Guerre froide sous les mers : comment la Chine construit discrètement sa route de la soie numérique
La Chine construit discrètement un immense réseau de câbles sous-marins. Surnommé la “route de la soie numérique” il suscite l’inquiétude des États-Unis qui envisagent des sanctions pour freiner Pékin.
Installé sur les fonds marin et long de 1,4 million de kilomètres, cet immense réseau de 595 câbles constitue l’épine dorsale de la communication mondiale. Il transporte près de 95 % des données. Il est aussi en pleine expansion avec le développement d’Internet et une demande grandissante de connectivité.

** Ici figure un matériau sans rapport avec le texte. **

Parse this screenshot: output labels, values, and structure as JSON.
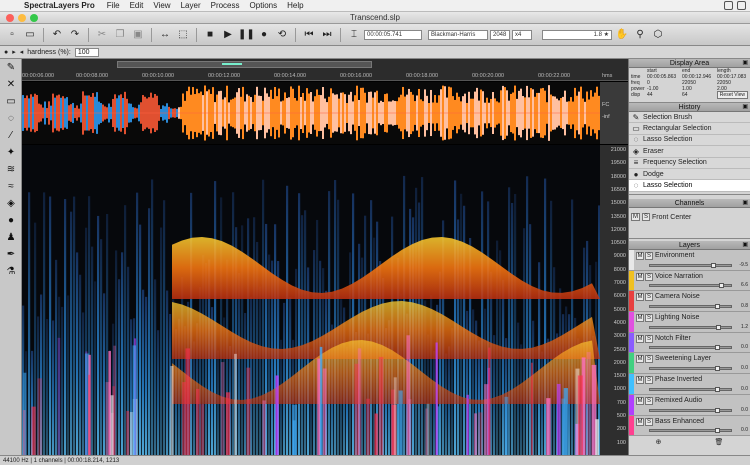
{
  "menubar": {
    "app_name": "SpectraLayers Pro",
    "items": [
      "File",
      "Edit",
      "View",
      "Layer",
      "Process",
      "Options",
      "Help"
    ]
  },
  "window": {
    "title": "Transcend.slp"
  },
  "toolbar": {
    "time_field": "00:00:05.741",
    "fft_window": "Blackman-Harris",
    "fft_size": "2048",
    "ratio": "x4",
    "gain": "1.8 ★"
  },
  "optbar": {
    "hardness_label": "hardness (%):",
    "hardness_value": "100"
  },
  "timeline": {
    "ticks": [
      "00:00:06.000",
      "00:00:08.000",
      "00:00:10.000",
      "00:00:12.000",
      "00:00:14.000",
      "00:00:16.000",
      "00:00:18.000",
      "00:00:20.000",
      "00:00:22.000"
    ],
    "unit": "hms"
  },
  "wave_ruler": [
    "FC",
    "-inf"
  ],
  "freq_ruler": [
    "21000",
    "19500",
    "18000",
    "16500",
    "15000",
    "13500",
    "12000",
    "10500",
    "9000",
    "8000",
    "7000",
    "6000",
    "5000",
    "4000",
    "3000",
    "2500",
    "2000",
    "1500",
    "1000",
    "700",
    "500",
    "200",
    "100"
  ],
  "display_area": {
    "title": "Display Area",
    "headers": [
      "",
      "start",
      "end",
      "length"
    ],
    "rows": [
      [
        "time",
        "00:00:05.863",
        "00:00:12.946",
        "00:00:17.083"
      ],
      [
        "freq",
        "0",
        "22050",
        "22050"
      ],
      [
        "power",
        "-1.00",
        "1.00",
        "2.00"
      ],
      [
        "disp",
        "44",
        "64",
        "64"
      ]
    ],
    "reset_label": "Reset View"
  },
  "history": {
    "title": "History",
    "items": [
      {
        "label": "Selection Brush",
        "icon": "brush-icon"
      },
      {
        "label": "Rectangular Selection",
        "icon": "rect-select-icon"
      },
      {
        "label": "Lasso Selection",
        "icon": "lasso-icon"
      },
      {
        "label": "Eraser",
        "icon": "eraser-icon"
      },
      {
        "label": "Frequency Selection",
        "icon": "freq-select-icon"
      },
      {
        "label": "Dodge",
        "icon": "dodge-icon"
      },
      {
        "label": "Lasso Selection",
        "icon": "lasso-icon",
        "selected": true
      }
    ]
  },
  "channels": {
    "title": "Channels",
    "items": [
      {
        "label": "Front Center"
      }
    ]
  },
  "layers": {
    "title": "Layers",
    "items": [
      {
        "name": "Environment",
        "color": "#e8e8e8",
        "value": "-9.5",
        "level": 0.75
      },
      {
        "name": "Voice Narration",
        "color": "#f0c020",
        "value": "6.6",
        "level": 0.85
      },
      {
        "name": "Camera Noise",
        "color": "#e84040",
        "value": "0.8",
        "level": 0.8
      },
      {
        "name": "Lighting Noise",
        "color": "#e050e0",
        "value": "1.2",
        "level": 0.82
      },
      {
        "name": "Notch Filter",
        "color": "#8a5cff",
        "value": "0.0",
        "level": 0.8
      },
      {
        "name": "Sweetening Layer",
        "color": "#40d080",
        "value": "0.0",
        "level": 0.8
      },
      {
        "name": "Phase Inverted",
        "color": "#40c0ff",
        "value": "0.0",
        "level": 0.8
      },
      {
        "name": "Remixed Audio",
        "color": "#b040ff",
        "value": "0.0",
        "level": 0.8
      },
      {
        "name": "Bass Enhanced",
        "color": "#ff4090",
        "value": "0.0",
        "level": 0.8
      }
    ]
  },
  "status": {
    "text": "44100 Hz | 1 channels | 00:00:18.214, 1213"
  }
}
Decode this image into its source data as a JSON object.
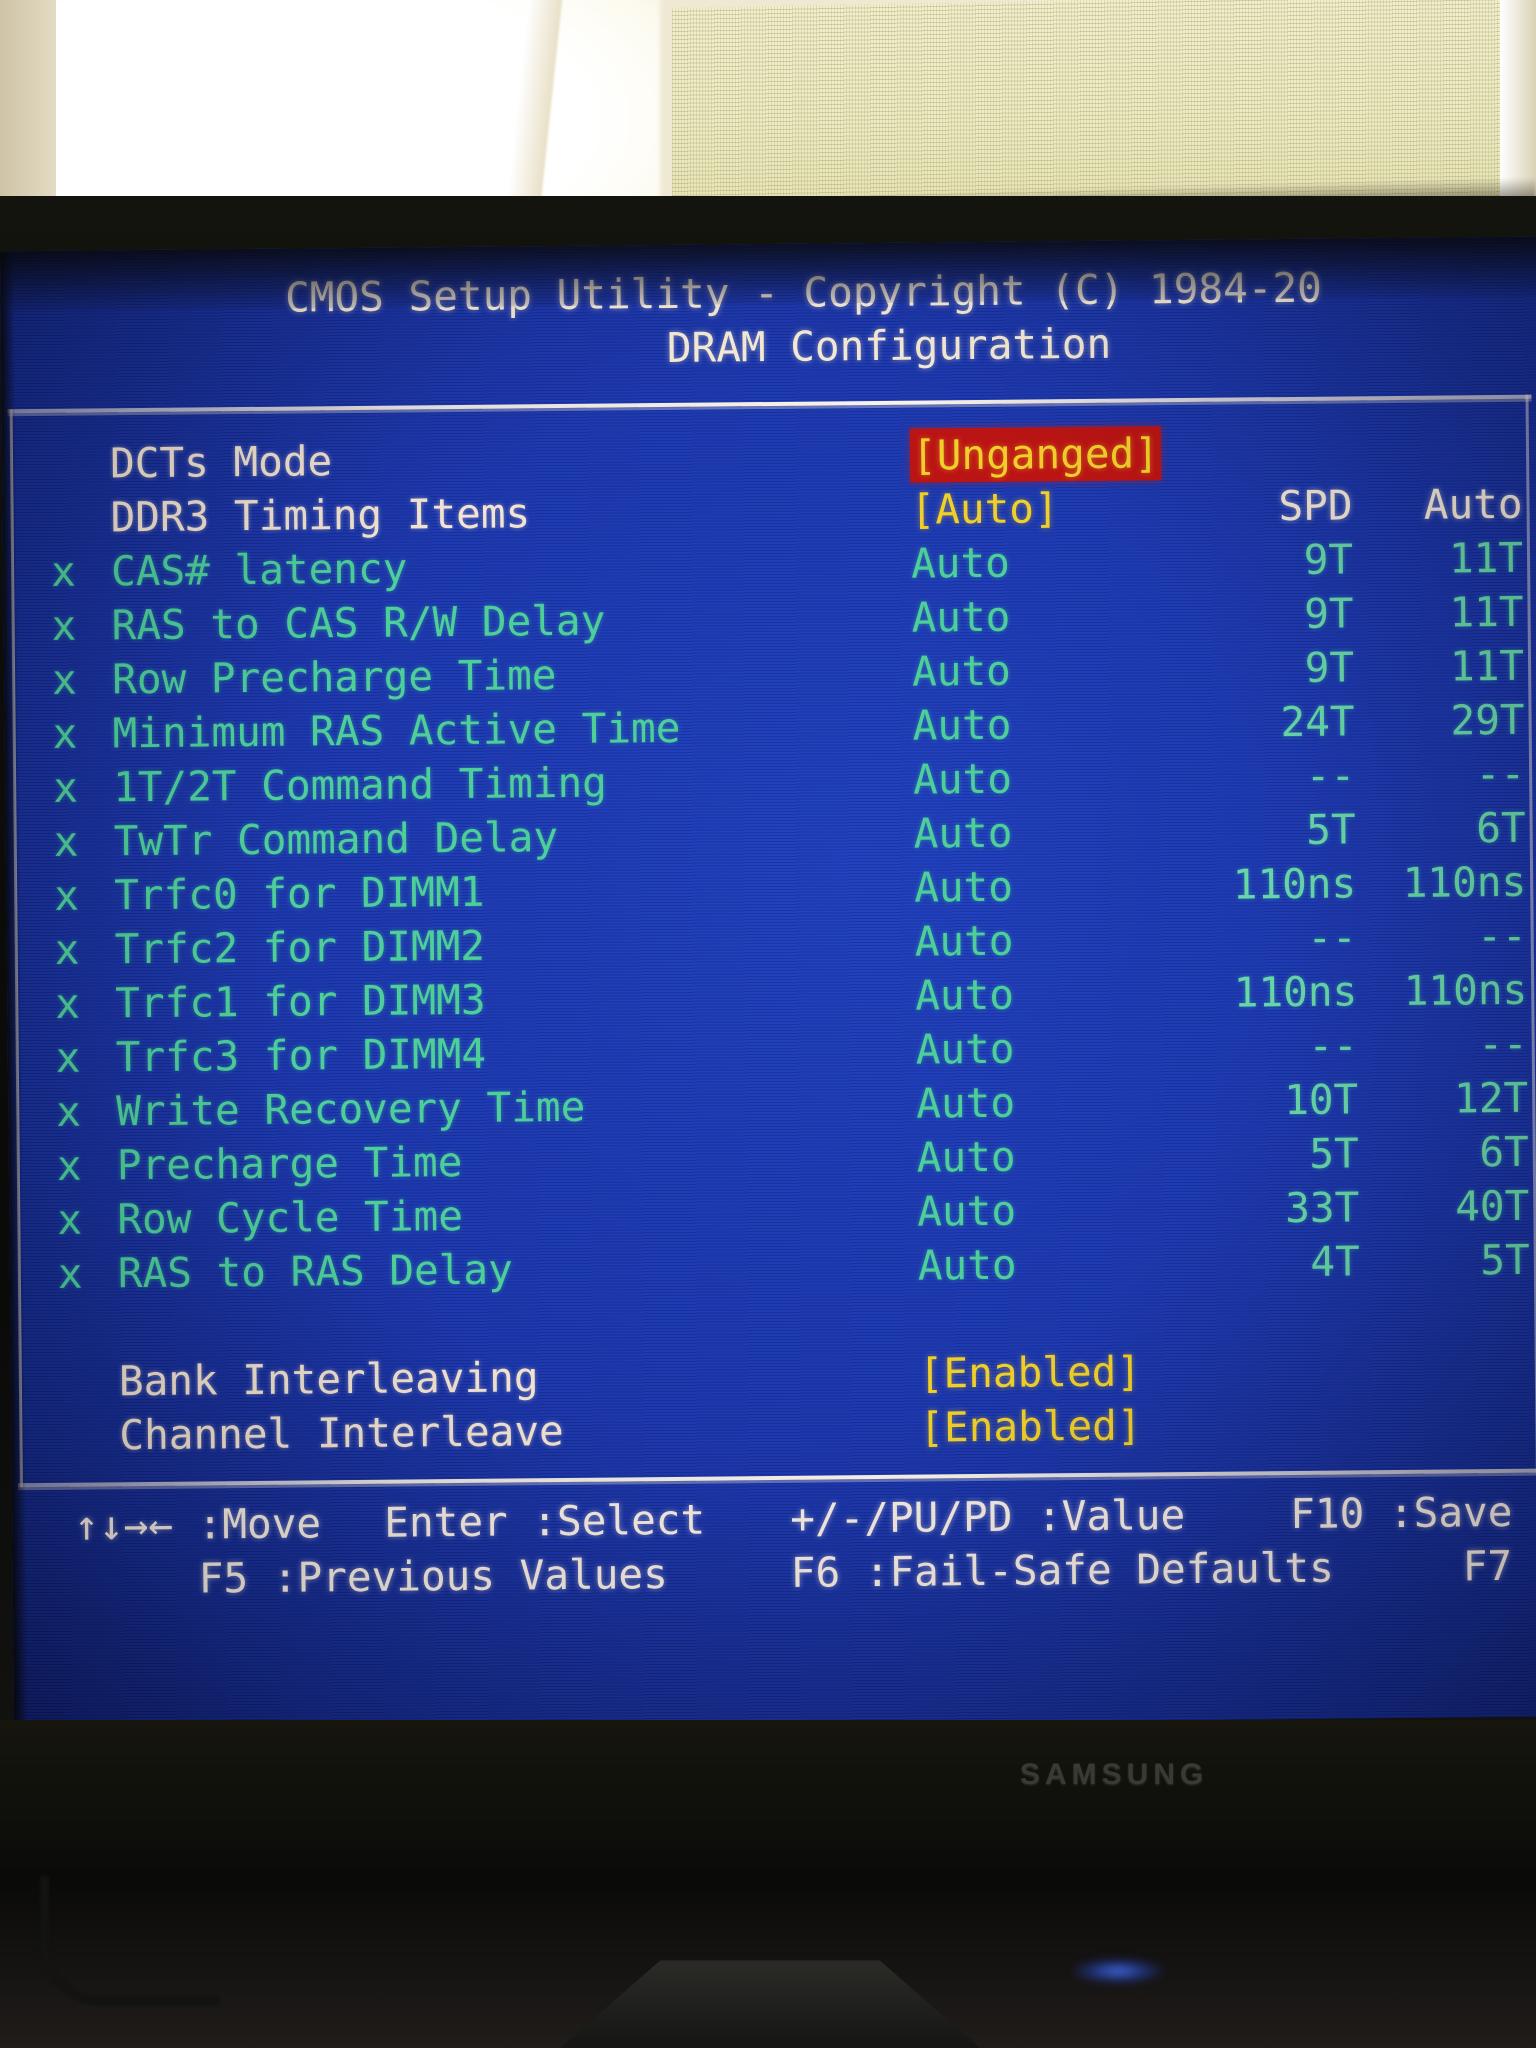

Selon le think tank américano-asiatique Hinrich Foundation, les États-Unis et l’occident – via des entreprises comme la française Alcatel Submarine Networks (ASN), SubCom (USA) ou encore NEC Corporation (Japon) – ont longtemps dominé ce marché à plusieurs dizaines de milliards de dollars.
Pour 100 millions d’euros, l’Etat français a racheté 80 % d’Alcatel Submarine Networks (ASN), l’un des leaders mondiaux du marché des câbles sous-marins. L’entreprise de câbles sous-marins était détenue depuis 2016 par le Finlandais Nokia et a réalisé un chiffre d’affaires de plus d’un milliard d’euros en 2023. Un geste fort de “sécurisation d’actifs stratégiques” selon Bercy. ASN emploie plus de 2000 personnes dans le monde, dont 600 à Calais où se trouve le siège et l’usine principale de l’entreprise. Le site peut produire jusqu’à 50 000 kilomètres de câbles par an.
Route de la soie numérique
Mais depuis quelque temps déjà ils se font grignoter des parts par la Chine. En toute discrétion, ce pays étant ses tentacules sur les fonds marins et installe des câbles à tout va. Créant ce qui est appelé la “route de la soie numérique”.
Quinze câbles sous-marins de plus de 1.000 km relient la Chine au reste du monde. Et elle a aussi financé ou partiellement construit 65 projets de câbles sous-marins au cours des dix dernières années. Il faut dire que dans ce domaine aussi la Chine est compétitive. On estime que d’ici 2028, les entreprises d’État chinoises poseront 45% des 770.000 kilomètres de câbles sous-marins prévus. La Chine se spécialiserait principalement dans les câbles à fibre optique. Quatre entreprises chinoises (Hengtong, Yangtze Optical Fibre, Jiangsu Zhongtian Technology et Fiberhome) ont conquis plus d’un tiers du marché mondial.
Guerre froide sous-marine
Une vision expansionniste qui provoque l’ire des Etats-Unis. Certains experts comme Alan Mauldin, chercheur principal de l’agence de recherche spécialisée TeleGeography, n’hésitant pas à parler d’une “guerre froide sous-marine” entre les deux puissances. En agitant le spectre de l’espionnage et le sabotage risquant de mettre en danger la sécurité nationale, Washington pousse pour des réseaux de communication “propres”, sans participation chinoise. Des sociétés comme Huawei Marine Networks et Wuhan Fiberhome International ont été mises sur liste noire par les États-Unis.
Cette montée en puissance crée des tensions géopolitiques plus globales. La diplomatie joue en effet un rôle crucial puisque le déploiement de câbles nécessite l’autorisation politique des nations concernées. Des incidents comme les coupures de câbles reliant Taïwan à l’île de Matsu en 2023, attribués à la Chine, et les dommages causés par un navire chinois dans le golfe de Finlande ont encore tendu la situation.
La guerre des câbles a déjà lieu
Des tensions qui ont aussi mis sur pause au moins six grands projets de câbles sous-marins, dit De Standaard. Comme le gigantesque câble sous-marin de plus de 5.000 kilomètres qui devait relier Hong Kong et la Californie.
Ce contexte tendu a poussé la Chine et les États-Unis à poser de plus en plus de câbles parallèles pour éviter les eaux sensibles de l’autre comme les zones économiques spéciales. De quoi entraîner des coûts croissants pour ces infrastructures. Le prix moyen par kilomètre de câble posé a même explosé. Il est passé de 30.000 dollars avant la pandémie à 40.000-60.000 dollars aujourd’hui. Un autre effet de ces routes parallèle est que cela peut créer une fracturation d’Internet d’Internet avec une logique de blocs.